Au moment où le débat sur la relance du nucléaire s’engage en France – et au moment où le projet de loi relatif à l’accélération des procédures liées à la construction de nouvelles installations nucléaires à proximité de sites nucléaires existants et au fonctionnement des installations existantes est en cours d’examen par le parlement1 –, il est fondamental que les Français conservent une confiance éclairée sur la sûreté de nos centrales nucléaires actuelles et à venir et donc qu’ils aient confiance dans un système de contrôle qui garantisse un haut niveau de sécurité de nos installations.

On peut donc s’étonner à ce titre d’une décision brutale, rapide et non concertée visant à regrouper l’Autorité de Sûreté Nucléaire (ASN) et l’Institut de Radioprotection et de Sûreté Nucléaire (IRSN).

Cela donne l’impression d’une « politique de gribouille ». Alors que le projet de loi a été déposé le 2 novembre 2022, qu’il a été débattu et voté par le Sénat le 24 janvier 2023, il a fallu attendre le 8 février pour que l’exécutif considère subitement nécessaire la fusion de l’ASN et l’IRSN et annonce en avoir pris la décision, sans que cela ne soit concerté avec les acteurs du secteur. Le gouvernement a ainsi déposé en catimini et fait adopter le 6 mars en commission à l’Assemblée Nationale un amendement à son propre texte pour rendre possible cette fusion… À nouveau, l’exécutif semble ne pas avoir de vision de long terme et improviser sur un dossier qui ne peut laisser de place aux brusqueries, à l’incertitude et à la confusion.

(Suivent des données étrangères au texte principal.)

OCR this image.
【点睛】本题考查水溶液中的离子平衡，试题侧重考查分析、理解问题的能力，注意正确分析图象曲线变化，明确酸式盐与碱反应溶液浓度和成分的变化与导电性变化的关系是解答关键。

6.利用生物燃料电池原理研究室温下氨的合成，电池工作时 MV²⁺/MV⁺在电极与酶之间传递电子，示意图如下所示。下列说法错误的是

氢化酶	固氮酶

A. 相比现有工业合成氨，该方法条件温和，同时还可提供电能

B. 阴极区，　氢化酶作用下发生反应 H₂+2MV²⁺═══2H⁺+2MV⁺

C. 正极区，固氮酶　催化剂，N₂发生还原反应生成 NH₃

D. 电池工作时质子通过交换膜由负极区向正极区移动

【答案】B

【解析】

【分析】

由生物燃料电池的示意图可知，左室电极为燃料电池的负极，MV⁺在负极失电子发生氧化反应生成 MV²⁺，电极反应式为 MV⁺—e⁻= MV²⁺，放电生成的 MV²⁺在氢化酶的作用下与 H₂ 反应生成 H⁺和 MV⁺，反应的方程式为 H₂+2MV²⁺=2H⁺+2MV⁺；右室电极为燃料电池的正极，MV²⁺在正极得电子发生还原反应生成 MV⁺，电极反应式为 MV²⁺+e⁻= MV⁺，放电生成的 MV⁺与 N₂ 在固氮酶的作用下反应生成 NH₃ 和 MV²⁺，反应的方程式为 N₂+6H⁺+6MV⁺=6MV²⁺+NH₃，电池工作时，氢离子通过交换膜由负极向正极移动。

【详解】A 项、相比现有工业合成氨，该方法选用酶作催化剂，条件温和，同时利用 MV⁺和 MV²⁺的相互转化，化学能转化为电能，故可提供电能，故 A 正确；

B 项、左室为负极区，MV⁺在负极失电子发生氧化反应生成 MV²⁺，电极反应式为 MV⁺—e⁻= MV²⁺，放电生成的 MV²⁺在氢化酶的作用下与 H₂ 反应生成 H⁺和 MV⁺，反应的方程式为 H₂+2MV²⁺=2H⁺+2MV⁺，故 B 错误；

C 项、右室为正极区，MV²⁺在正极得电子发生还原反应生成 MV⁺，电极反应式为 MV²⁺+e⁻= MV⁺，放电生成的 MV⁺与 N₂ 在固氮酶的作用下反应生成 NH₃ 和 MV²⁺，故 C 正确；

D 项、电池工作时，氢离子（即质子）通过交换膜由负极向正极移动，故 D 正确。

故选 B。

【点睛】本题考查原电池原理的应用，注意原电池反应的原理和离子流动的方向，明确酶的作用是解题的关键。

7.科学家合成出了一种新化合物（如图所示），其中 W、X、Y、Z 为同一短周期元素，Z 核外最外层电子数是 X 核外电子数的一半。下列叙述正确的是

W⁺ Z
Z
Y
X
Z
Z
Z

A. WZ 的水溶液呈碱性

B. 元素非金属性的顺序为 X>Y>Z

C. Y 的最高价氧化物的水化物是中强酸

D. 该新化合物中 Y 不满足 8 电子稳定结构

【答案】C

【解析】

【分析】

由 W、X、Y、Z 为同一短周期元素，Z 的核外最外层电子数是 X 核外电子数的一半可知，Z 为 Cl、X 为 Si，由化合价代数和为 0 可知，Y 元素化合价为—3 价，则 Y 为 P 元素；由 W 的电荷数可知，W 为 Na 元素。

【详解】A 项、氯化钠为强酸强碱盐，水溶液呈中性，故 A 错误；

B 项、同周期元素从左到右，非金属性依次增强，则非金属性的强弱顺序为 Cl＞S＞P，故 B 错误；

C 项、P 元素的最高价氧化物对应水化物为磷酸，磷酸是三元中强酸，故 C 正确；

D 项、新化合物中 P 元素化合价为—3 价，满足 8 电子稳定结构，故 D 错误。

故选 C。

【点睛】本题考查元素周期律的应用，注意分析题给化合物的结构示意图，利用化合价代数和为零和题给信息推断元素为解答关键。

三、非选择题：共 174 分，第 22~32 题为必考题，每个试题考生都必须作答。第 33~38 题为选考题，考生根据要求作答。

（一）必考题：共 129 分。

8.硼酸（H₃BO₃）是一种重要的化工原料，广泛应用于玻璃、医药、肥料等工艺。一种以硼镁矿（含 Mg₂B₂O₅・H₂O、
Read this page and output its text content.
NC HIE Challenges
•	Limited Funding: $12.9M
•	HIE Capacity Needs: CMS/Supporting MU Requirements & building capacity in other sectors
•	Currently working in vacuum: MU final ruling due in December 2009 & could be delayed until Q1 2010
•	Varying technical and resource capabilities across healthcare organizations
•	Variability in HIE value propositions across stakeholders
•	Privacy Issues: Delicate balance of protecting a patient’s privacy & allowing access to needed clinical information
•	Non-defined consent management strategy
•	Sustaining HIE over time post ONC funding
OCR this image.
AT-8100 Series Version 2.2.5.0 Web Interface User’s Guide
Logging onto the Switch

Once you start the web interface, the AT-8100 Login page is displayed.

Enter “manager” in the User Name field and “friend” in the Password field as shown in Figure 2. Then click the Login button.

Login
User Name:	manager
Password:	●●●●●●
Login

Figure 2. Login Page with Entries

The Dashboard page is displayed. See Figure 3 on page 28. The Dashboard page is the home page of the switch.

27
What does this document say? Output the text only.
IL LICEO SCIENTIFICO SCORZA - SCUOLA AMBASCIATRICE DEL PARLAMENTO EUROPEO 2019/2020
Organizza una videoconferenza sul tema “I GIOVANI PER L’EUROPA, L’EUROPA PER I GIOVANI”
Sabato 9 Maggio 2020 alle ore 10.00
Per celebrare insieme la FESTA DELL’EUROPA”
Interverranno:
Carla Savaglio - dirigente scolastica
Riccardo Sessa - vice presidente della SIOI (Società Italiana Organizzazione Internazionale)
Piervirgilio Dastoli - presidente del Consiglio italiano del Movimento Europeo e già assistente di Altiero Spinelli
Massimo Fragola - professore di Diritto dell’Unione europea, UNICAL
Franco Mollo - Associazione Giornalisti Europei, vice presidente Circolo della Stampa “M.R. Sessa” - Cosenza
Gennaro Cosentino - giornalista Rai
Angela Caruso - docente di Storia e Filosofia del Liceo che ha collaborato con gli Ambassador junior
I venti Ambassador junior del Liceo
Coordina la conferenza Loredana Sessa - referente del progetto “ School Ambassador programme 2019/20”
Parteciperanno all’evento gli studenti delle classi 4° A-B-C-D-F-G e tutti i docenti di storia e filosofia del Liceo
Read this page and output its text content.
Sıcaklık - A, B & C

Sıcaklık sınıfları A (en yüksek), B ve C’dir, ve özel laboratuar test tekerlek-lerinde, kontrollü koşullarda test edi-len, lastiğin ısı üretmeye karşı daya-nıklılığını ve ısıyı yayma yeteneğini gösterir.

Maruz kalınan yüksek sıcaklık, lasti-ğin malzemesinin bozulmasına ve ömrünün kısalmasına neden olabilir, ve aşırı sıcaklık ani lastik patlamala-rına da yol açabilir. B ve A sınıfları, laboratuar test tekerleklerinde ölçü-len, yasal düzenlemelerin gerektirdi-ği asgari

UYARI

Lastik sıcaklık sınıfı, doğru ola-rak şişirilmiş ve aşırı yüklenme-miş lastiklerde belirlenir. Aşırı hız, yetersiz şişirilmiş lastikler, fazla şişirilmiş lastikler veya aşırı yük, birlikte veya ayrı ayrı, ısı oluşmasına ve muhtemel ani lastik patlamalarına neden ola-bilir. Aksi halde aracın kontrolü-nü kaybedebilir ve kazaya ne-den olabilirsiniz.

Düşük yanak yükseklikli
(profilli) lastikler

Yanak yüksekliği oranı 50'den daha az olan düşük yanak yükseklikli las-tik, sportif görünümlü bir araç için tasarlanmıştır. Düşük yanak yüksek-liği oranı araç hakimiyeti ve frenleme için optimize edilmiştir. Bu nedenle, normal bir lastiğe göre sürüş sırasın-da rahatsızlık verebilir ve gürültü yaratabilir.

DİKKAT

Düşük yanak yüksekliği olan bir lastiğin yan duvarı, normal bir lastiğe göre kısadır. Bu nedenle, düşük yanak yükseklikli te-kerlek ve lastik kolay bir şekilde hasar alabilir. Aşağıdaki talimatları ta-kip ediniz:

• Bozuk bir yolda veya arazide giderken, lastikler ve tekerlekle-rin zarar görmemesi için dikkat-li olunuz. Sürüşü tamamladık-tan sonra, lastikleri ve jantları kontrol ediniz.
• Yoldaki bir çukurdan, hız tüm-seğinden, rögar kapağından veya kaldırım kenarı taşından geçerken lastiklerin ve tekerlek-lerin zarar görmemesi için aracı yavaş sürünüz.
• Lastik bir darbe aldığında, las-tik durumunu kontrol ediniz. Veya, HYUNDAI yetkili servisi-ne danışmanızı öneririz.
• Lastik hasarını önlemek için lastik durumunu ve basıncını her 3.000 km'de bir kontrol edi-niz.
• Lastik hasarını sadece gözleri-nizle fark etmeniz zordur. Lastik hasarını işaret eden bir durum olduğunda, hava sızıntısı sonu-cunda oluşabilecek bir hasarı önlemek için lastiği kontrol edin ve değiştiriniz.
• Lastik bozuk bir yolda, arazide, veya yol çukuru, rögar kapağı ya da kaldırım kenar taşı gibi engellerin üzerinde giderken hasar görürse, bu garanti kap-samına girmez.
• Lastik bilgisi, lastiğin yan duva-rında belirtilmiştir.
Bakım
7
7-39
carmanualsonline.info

Le second risque est de donner à penser à nos concitoyens que le gouvernement est en train de réduire la transparence et l’accès aux informations dans ce secteur sensible. La méthode employée est déjà révélatrice du manque de concertation qui prévaut dans l’exécutif. De nombreux acteurs du secteur considèrent que nous perdons en pluralité et donc en crédibilité en réduisant nos outils à une seule structure pour la sûreté nucléaire ; ils s’émeuvent aujourd’hui d’une forme de passage en force, alors que la diversité d’approche leur paraît nécessaire pour éclairer les arbitrages politiques.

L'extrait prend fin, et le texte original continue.